I think Mike has defined his terms "elementary measurements" and "elementary calculations". Look at this post:
And now this one:
It looks like Mike thinks that Einstein was claiming that you have to use the inertial frame in which you are stationary to make SR work.

Then, somehow, he slips from a perpetually inertial frame to a non-inertial frame when the traveler starts his voyage:
And I'm sure he really believes this is what Einstein was promoting.

Grimble

But yes I agree with what you are saying here! So where does this show that I am going wrong?

Now this is where you lose me, What has SR and transforming measurements with LT possibly got to do with ACCUMULATED time?

LT is used to transform measurements: what a clock currently reads, not a calculation of the difference between two readings on a clock.

LT is a function of the CURRENT velocity. It has absolutely nothing to do with the history of how their relative speed might have varied over the course of their travel relative to one another.

DaleSpam

Which is a complete misunderstanding of SR, particularly the first postulate. I think it is obvious to everyone besides Mike.

matheinste

"when the traveller has returned and come to rest once again they will have identical ages once again."

"It is only if the traveller keeps on travelling past the home twin on his return that the age difference is apparent and it will be apparent to each of them."

These two statements are incorrect.

Perhaps I have missed something from your previous posts that puts these statements in context, if so forgive me and point them out.

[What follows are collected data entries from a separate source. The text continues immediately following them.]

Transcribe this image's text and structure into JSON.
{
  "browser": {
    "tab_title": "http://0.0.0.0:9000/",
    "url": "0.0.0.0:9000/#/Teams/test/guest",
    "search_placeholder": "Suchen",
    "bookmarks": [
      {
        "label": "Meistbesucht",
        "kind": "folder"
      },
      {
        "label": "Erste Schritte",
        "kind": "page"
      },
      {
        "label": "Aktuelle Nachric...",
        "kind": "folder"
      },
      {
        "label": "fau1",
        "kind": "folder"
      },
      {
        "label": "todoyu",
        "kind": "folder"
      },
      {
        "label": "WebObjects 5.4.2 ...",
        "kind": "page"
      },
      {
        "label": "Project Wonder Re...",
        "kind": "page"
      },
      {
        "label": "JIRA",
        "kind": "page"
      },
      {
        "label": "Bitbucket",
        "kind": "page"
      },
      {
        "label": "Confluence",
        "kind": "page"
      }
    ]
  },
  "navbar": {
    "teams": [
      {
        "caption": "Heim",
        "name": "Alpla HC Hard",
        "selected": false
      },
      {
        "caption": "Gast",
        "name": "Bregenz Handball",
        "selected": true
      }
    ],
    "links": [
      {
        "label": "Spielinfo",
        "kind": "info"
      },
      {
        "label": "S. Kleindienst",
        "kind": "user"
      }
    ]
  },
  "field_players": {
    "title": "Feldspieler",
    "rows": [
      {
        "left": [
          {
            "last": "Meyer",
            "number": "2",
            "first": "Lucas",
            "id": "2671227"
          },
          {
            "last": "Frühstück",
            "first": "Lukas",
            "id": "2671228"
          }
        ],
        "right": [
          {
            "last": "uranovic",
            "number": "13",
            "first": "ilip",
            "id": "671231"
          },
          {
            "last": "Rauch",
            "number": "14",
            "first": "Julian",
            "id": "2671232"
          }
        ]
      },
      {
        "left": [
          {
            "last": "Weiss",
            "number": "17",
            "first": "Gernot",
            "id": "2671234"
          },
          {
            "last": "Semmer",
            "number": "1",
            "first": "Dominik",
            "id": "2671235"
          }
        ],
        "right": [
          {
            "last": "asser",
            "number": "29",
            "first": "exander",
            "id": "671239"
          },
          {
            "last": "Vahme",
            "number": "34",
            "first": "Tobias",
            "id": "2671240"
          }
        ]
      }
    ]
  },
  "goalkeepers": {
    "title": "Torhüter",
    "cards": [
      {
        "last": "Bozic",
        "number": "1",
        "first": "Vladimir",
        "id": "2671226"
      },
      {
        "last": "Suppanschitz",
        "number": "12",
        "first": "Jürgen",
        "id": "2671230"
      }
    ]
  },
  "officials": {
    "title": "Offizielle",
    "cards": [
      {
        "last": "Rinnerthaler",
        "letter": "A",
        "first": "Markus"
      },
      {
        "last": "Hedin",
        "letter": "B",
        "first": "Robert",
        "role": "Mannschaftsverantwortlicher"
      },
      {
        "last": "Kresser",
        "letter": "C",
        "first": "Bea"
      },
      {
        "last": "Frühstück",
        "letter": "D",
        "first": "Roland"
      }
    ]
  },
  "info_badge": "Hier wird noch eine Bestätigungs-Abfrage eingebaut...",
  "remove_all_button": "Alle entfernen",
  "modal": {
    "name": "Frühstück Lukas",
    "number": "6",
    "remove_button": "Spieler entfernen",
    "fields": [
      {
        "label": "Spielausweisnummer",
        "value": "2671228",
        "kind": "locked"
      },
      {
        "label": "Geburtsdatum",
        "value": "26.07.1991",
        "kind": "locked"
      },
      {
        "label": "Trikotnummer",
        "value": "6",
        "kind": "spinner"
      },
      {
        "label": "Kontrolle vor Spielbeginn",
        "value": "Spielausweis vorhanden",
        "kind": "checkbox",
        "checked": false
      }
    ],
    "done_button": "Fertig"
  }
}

Don't forget you cannot use one LT for the whole of the journey for the travellers non inertial frames.

Matheinste

ghwellsjr

The Lorentz Transform assumes that there has only ever been one velocity relative to the frame of reference. In this case, you can use LT to calculate both the difference in clock readings between the stationary one and the moving one, and/or you can calculate the relative tick rate between the two clocks. If you then accelerate the moving clock, you have to be very careful about how you describe what is happening to get a precise unique result. Usually, people just take a short cut and assume that the accelerating clock is gradually changing to its new tick rate as calculated by LT. Then to get an idea of the difference in the clock readings, you have to integrate, or multiply the time interval that a clock was ticking at a particular rate by its tick rate to find the accumulated time at the point of acceleration. And remember, this is all being done from the one frame of reference of the stationary observer (or any other single frame of reference).

In other words, if there were only one velocity involved, you could use LT directly to calculate the difference in clock readings OR you could use the tick rate multiplied by the time interval and you will get the same answer but when you introduce a new velocity, you cannot use the former method to calculate the difference in clock readings, you have to use the later twice, once for each time interval that the clock was moving at each speed and then add them together.

DaleSpam

Careful here. The velocity referred to here is the velocity between two inertial reference frames, not the velocity of some object in a given inertial frame. I am sure that you understand, but some people may misread that and think that you meant that the Lorentz transform cannot be used if an object is accelerating.